Reading this, all I can think of is Frank Drebin: “Hey, the missing evidence in the Kelner case! My God, he really was innocent.” “He went to the chair two years ago, Frank.”

Brady’s not going to the chair, though. And this still leaves one obvious question unanswered.

In a usually obscure profession that has received extraordinary attention during the controversy, some academic and research physicists now concede that they made a crucial error in their initial calculations, using an equation called the ideal gas law.

When that error is corrected, the amount of deflation predicted in moving from room temperature to a 50-degree field is roughly doubled. [Thomas] Healy, a graduate student in mechanical engineering at Carnegie Mellon University in Pittsburgh, went further: He measured the pressure drop in 12 footballs when they were moved from a room at 75 degrees to one at 50 degrees (the approximate temperature on the field in the Colts game).

In the experiment, the deflation of the footballs was close to the larger, correctly calculated value. When Healy moistened the balls to mimic the effects of the rainy weather that day, the pressure dropped even further, close to the deflation of 2 pounds per square inch that the N.F.L. is believed to have found.

Inflate a ball at a warmer temperature and then introduce it to a cooler environment and it’ll deflate (a little) naturally. We already knew that. What we didn’t know was how much it would deflate, apparently enough to drop the pressure below the lower threshold allowed by the NFL. So, mystery solved: The Pats are innocent! As for that Patriots locker-room attendant who brought the game balls for both teams with him into the bathroom for 90 seconds before kickoff, maybe it was a simple matter of nature calling. Maybe he went into the referees’ locker room to take the footballs out for the start of the game and then thought “I should take a whiz now or else I won’t make it to halftime.” So he made a pit stop en route to the field. No one believes he could manually deflate 12 balls in a minute and a half; he probably could have run the Pats’ footballs under the faucet quickly in that time to encourage more rapid deflation, but that assumes the guy has the same handle (or even a better handle) on how gas behaves than many physicists. What’s he doing working as a ball boy when he could be teaching at MIT?

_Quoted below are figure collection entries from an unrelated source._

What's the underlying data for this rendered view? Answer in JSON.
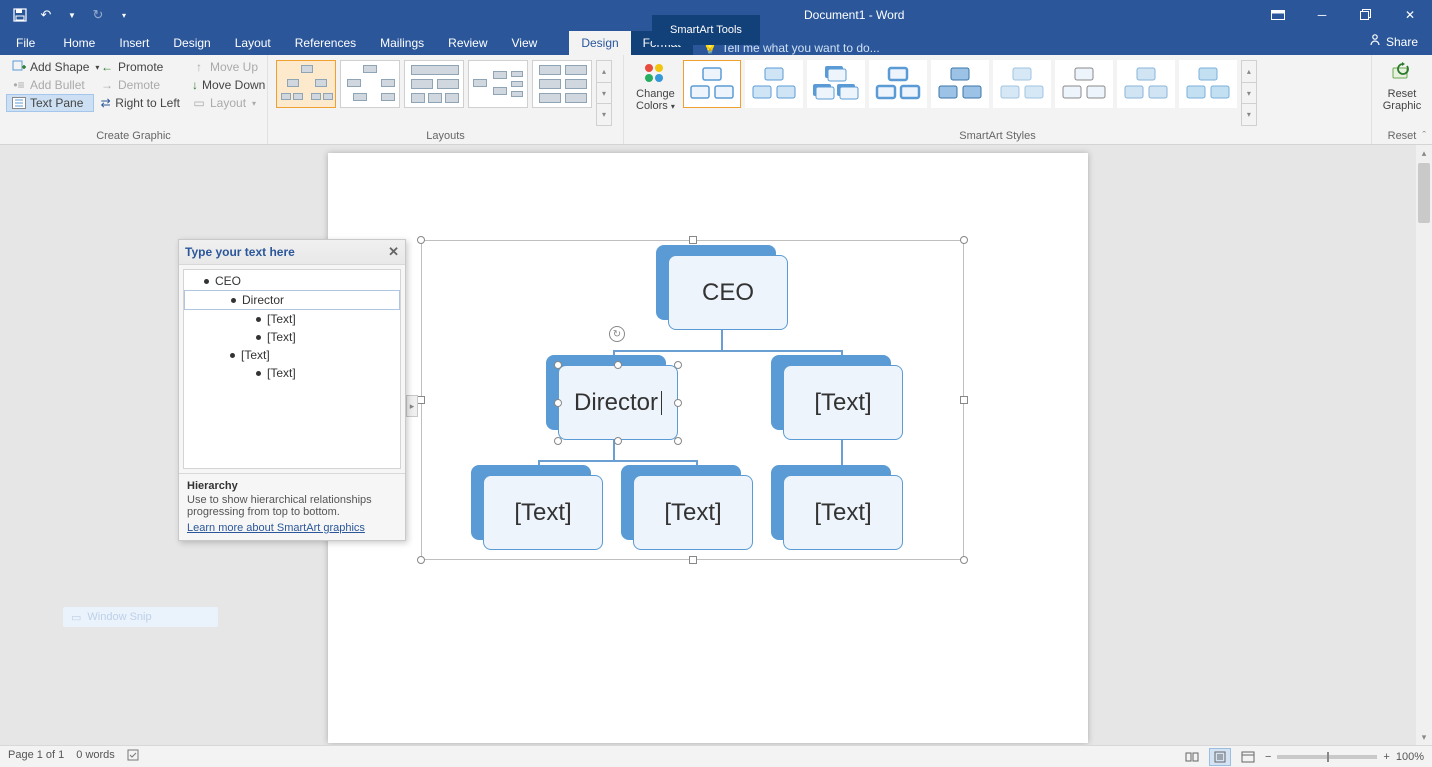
{
  "titlebar": {
    "smartart_tools": "SmartArt Tools",
    "doc_title": "Document1 - Word"
  },
  "tabs": {
    "file": "File",
    "home": "Home",
    "insert": "Insert",
    "design_main": "Design",
    "layout": "Layout",
    "references": "References",
    "mailings": "Mailings",
    "review": "Review",
    "view": "View",
    "design_ctx": "Design",
    "format_ctx": "Format",
    "tell_me": "Tell me what you want to do...",
    "share": "Share"
  },
  "ribbon": {
    "create_graphic": {
      "label": "Create Graphic",
      "add_shape": "Add Shape",
      "add_bullet": "Add Bullet",
      "text_pane": "Text Pane",
      "promote": "Promote",
      "demote": "Demote",
      "right_to_left": "Right to Left",
      "move_up": "Move Up",
      "move_down": "Move Down",
      "layout": "Layout"
    },
    "layouts": {
      "label": "Layouts"
    },
    "change_colors": {
      "label1": "Change",
      "label2": "Colors"
    },
    "styles": {
      "label": "SmartArt Styles"
    },
    "reset": {
      "label": "Reset",
      "btn1": "Reset",
      "btn2": "Graphic"
    }
  },
  "text_pane": {
    "title": "Type your text here",
    "items": [
      {
        "text": "CEO",
        "indent": 0,
        "selected": false
      },
      {
        "text": "Director",
        "indent": 1,
        "selected": true
      },
      {
        "text": "[Text]",
        "indent": 2,
        "selected": false
      },
      {
        "text": "[Text]",
        "indent": 2,
        "selected": false
      },
      {
        "text": "[Text]",
        "indent": 1,
        "selected": false
      },
      {
        "text": "[Text]",
        "indent": 2,
        "selected": false
      }
    ],
    "footer_title": "Hierarchy",
    "footer_desc": "Use to show hierarchical relationships progressing from top to bottom.",
    "footer_link": "Learn more about SmartArt graphics"
  },
  "smartart": {
    "colors": {
      "accent": "#5b9bd5",
      "box_fill": "#eef4fb",
      "line": "#6a9fd4"
    },
    "nodes": {
      "ceo": "CEO",
      "director": "Director",
      "text2": "[Text]",
      "c1": "[Text]",
      "c2": "[Text]",
      "c3": "[Text]"
    }
  },
  "statusbar": {
    "page": "Page 1 of 1",
    "words": "0 words",
    "zoom": "100%"
  },
  "snip": "Window Snip"
}
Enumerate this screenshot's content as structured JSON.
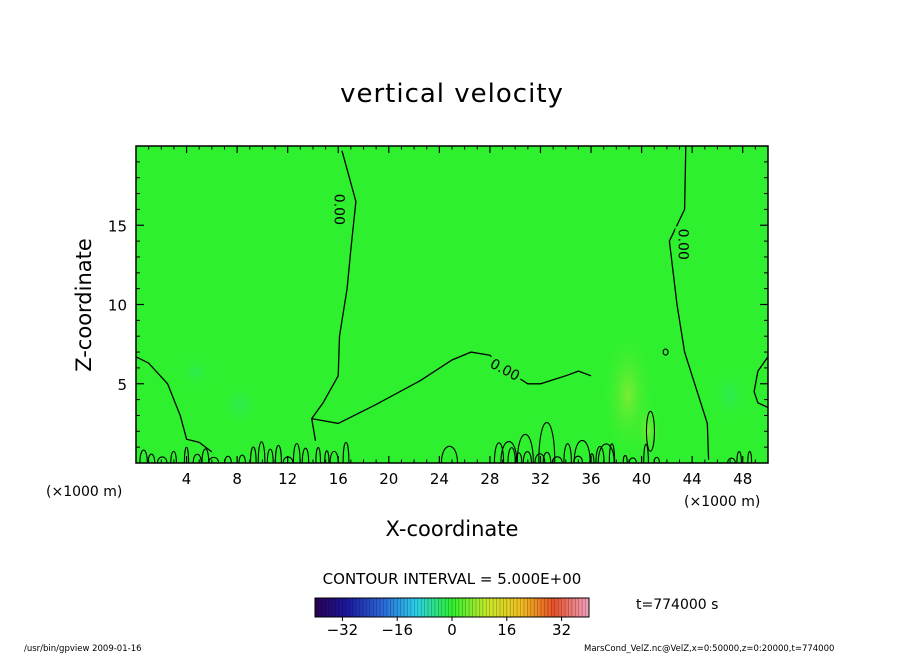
{
  "chart_data": {
    "type": "contour",
    "title": "vertical velocity",
    "xlabel": "X-coordinate",
    "ylabel": "Z-coordinate",
    "x_unit_left": "(×1000 m)",
    "x_unit_right": "(×1000 m)",
    "xlim": [
      0,
      50
    ],
    "ylim": [
      0,
      20
    ],
    "x_ticks": [
      4,
      8,
      12,
      16,
      20,
      24,
      28,
      32,
      36,
      40,
      44,
      48
    ],
    "y_ticks": [
      5,
      10,
      15
    ],
    "contour_interval_text": "CONTOUR INTERVAL = 5.000E+00",
    "contour_labels": [
      "0.00",
      "0.00",
      "0.00"
    ],
    "time_text": "t=774000 s",
    "colorbar_ticks": [
      -32,
      -16,
      0,
      16,
      32
    ],
    "colorbar_range": [
      -40,
      40
    ],
    "fill_color": "#2ef02e",
    "zero_contour_lines": [
      {
        "name": "zero-contour-left-column",
        "points": [
          [
            14.2,
            1.4
          ],
          [
            13.9,
            2.8
          ],
          [
            14.8,
            3.8
          ],
          [
            16.0,
            5.5
          ],
          [
            16.1,
            8.0
          ],
          [
            16.7,
            11.0
          ],
          [
            17.0,
            13.5
          ],
          [
            17.4,
            16.5
          ],
          [
            16.3,
            19.7
          ]
        ]
      },
      {
        "name": "zero-contour-mid-ridge",
        "points": [
          [
            13.9,
            2.8
          ],
          [
            16.0,
            2.5
          ],
          [
            19.0,
            3.7
          ],
          [
            22.5,
            5.2
          ],
          [
            25.0,
            6.5
          ],
          [
            26.5,
            7.0
          ],
          [
            28.0,
            6.8
          ],
          [
            29.0,
            6.0
          ],
          [
            31.0,
            5.0
          ],
          [
            32.0,
            5.0
          ],
          [
            34.0,
            5.5
          ],
          [
            35.0,
            5.8
          ],
          [
            36.0,
            5.5
          ]
        ]
      },
      {
        "name": "zero-contour-right-column",
        "points": [
          [
            43.5,
            20.0
          ],
          [
            43.4,
            16.0
          ],
          [
            42.2,
            14.0
          ],
          [
            42.8,
            10.0
          ],
          [
            43.4,
            7.0
          ],
          [
            44.4,
            4.5
          ],
          [
            45.2,
            2.5
          ],
          [
            45.3,
            0.2
          ]
        ]
      },
      {
        "name": "zero-contour-left-edge",
        "points": [
          [
            0.0,
            6.7
          ],
          [
            1.0,
            6.3
          ],
          [
            2.5,
            5.0
          ],
          [
            3.5,
            3.0
          ],
          [
            4.0,
            1.5
          ],
          [
            5.0,
            1.3
          ],
          [
            6.0,
            0.7
          ]
        ]
      },
      {
        "name": "zero-contour-right-edge",
        "points": [
          [
            50.0,
            6.7
          ],
          [
            49.2,
            5.8
          ],
          [
            48.9,
            4.5
          ],
          [
            49.2,
            3.8
          ],
          [
            50.0,
            3.5
          ]
        ]
      }
    ]
  },
  "footer": {
    "program": "/usr/bin/gpview   2009-01-16",
    "source": "MarsCond_VelZ.nc@VelZ,x=0:50000,z=0:20000,t=774000"
  }
}
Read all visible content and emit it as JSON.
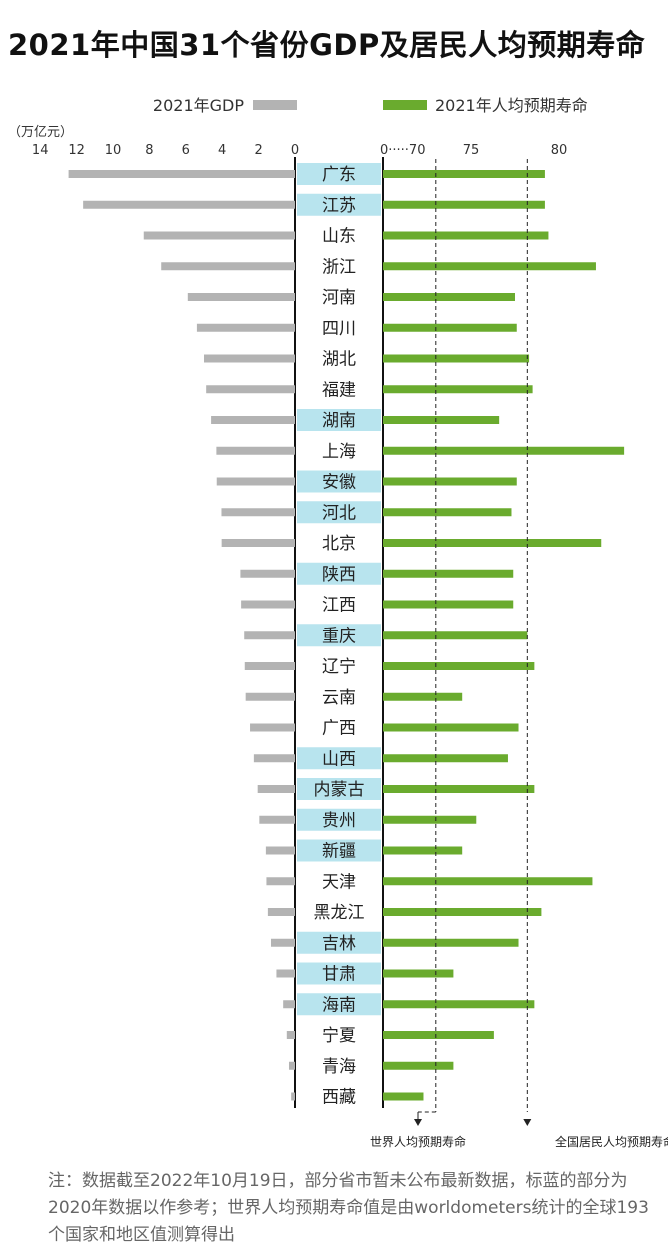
{
  "title": "2021年中国31个省份GDP及居民人均预期寿命",
  "chart_data": {
    "type": "bar",
    "categories": [
      "广东",
      "江苏",
      "山东",
      "浙江",
      "河南",
      "四川",
      "湖北",
      "福建",
      "湖南",
      "上海",
      "安徽",
      "河北",
      "北京",
      "陕西",
      "江西",
      "重庆",
      "辽宁",
      "云南",
      "广西",
      "山西",
      "内蒙古",
      "贵州",
      "新疆",
      "天津",
      "黑龙江",
      "吉林",
      "甘肃",
      "海南",
      "宁夏",
      "青海",
      "西藏"
    ],
    "highlighted": [
      true,
      true,
      false,
      false,
      false,
      false,
      false,
      false,
      true,
      false,
      true,
      true,
      false,
      true,
      false,
      true,
      false,
      false,
      false,
      true,
      true,
      true,
      true,
      false,
      false,
      true,
      true,
      true,
      false,
      false,
      false
    ],
    "series": [
      {
        "name": "2021年GDP",
        "unit": "万亿元",
        "color": "#b3b3b3",
        "values": [
          12.44,
          11.64,
          8.31,
          7.35,
          5.89,
          5.39,
          5.0,
          4.88,
          4.61,
          4.32,
          4.3,
          4.04,
          4.03,
          3.0,
          2.96,
          2.79,
          2.76,
          2.71,
          2.47,
          2.26,
          2.05,
          1.96,
          1.6,
          1.57,
          1.49,
          1.32,
          1.02,
          0.65,
          0.45,
          0.33,
          0.21
        ],
        "xlim": [
          14,
          0
        ],
        "ticks": [
          14,
          12,
          10,
          8,
          6,
          4,
          2,
          0
        ]
      },
      {
        "name": "2021年人均预期寿命",
        "color": "#6aab2e",
        "values": [
          79.2,
          79.2,
          79.4,
          82.1,
          77.5,
          77.6,
          78.3,
          78.5,
          76.6,
          83.7,
          77.6,
          77.3,
          82.4,
          77.4,
          77.4,
          78.2,
          78.6,
          74.5,
          77.7,
          77.1,
          78.6,
          75.3,
          74.5,
          81.9,
          79.0,
          77.7,
          74.0,
          78.6,
          76.3,
          74.0,
          72.3
        ],
        "ticks": [
          "0·····70",
          "75",
          "80"
        ]
      }
    ],
    "reference_lines": [
      {
        "label": "世界人均预期寿命",
        "value": 73.0
      },
      {
        "label": "全国居民人均预期寿命",
        "value": 78.2
      }
    ],
    "left_unit_label": "（万亿元）",
    "right_edge_mark": "（",
    "highlight_color": "#b8e4ee"
  },
  "footnote": [
    "注：数据截至2022年10月19日，部分省市暂未公布最新数据，标蓝的部分为",
    "2020年数据以作参考；世界人均预期寿命值是由worldometers统计的全球193",
    "个国家和地区值测算得出"
  ]
}
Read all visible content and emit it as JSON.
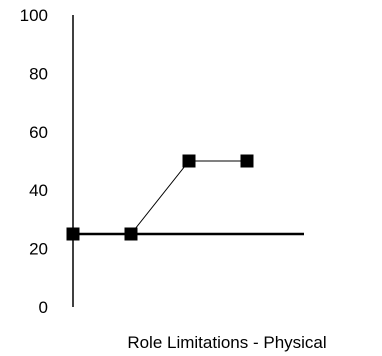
{
  "chart_data": {
    "type": "line",
    "title": "",
    "xlabel": "Role Limitations - Physical",
    "ylabel": "",
    "ylim": [
      0,
      100
    ],
    "yticks": [
      0,
      20,
      40,
      60,
      80,
      100
    ],
    "grid": false,
    "legend": "none",
    "x": [
      1,
      2,
      3,
      4
    ],
    "series": [
      {
        "values": [
          25,
          25,
          50,
          50
        ],
        "marker": "square",
        "color": "#000000"
      }
    ],
    "reference_line": {
      "y": 25,
      "color": "#000000"
    }
  }
}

So he’s probably innocent. But that brings us to the unanswered question: How come the Colts’ footballs didn’t also naturally deflate in the cold weather? How come the Baltimore Ravens’ footballs didn’t deflate a week earlier in their game at New England? The Ravens were also suspicious of deflation by the Pats, to the point where they felt obliged to tip Indianapolis off to it. The weather is a constant for both sides so it can’t explain a variation in the equipment. The variation has to have come before the game. One innocent possibility is that, for whatever reason, the Pats inflate their balls in a room with a higher temperature than their opponents do. Maybe the Colts and Ravens inflated their footballs on the field, or in a cold room, such that the temperature at game time was less of a drop than it was for the Patriots’ footballs. But … why would they do that? Why wouldn’t the equipment manager choose someplace comfortable like a warm room to inflate the balls and run through the pre-game selection process with the QB? For that matter, why aren’t deflated footballs a problem for every team that plays outdoors in the winter? The Ravens, in fact, play in a division of four cold-weather teams, all of whom have open-air stadiums; they should be running into this problem on rainy or snowy game days every week starting in November. And yet, both they and the Colts noticed something unusual about the Patriots’ equipment. That shouldn’t happen if this is a purely natural phenomenon.

But oh well. Doesn’t matter anymore: If there was ever even a small chance that Belichick(!) or Brady(!!) would be suspended for the Super Bowl, obviously it’s gone now. The league isn’t going to sandbag the Pats 48 hours before kickoff by stripping them of their coach or their star QB when the team’s been practicing all week with them. If Goodell was going to do something draconian (giggle), he would have done it a week ago at the latest.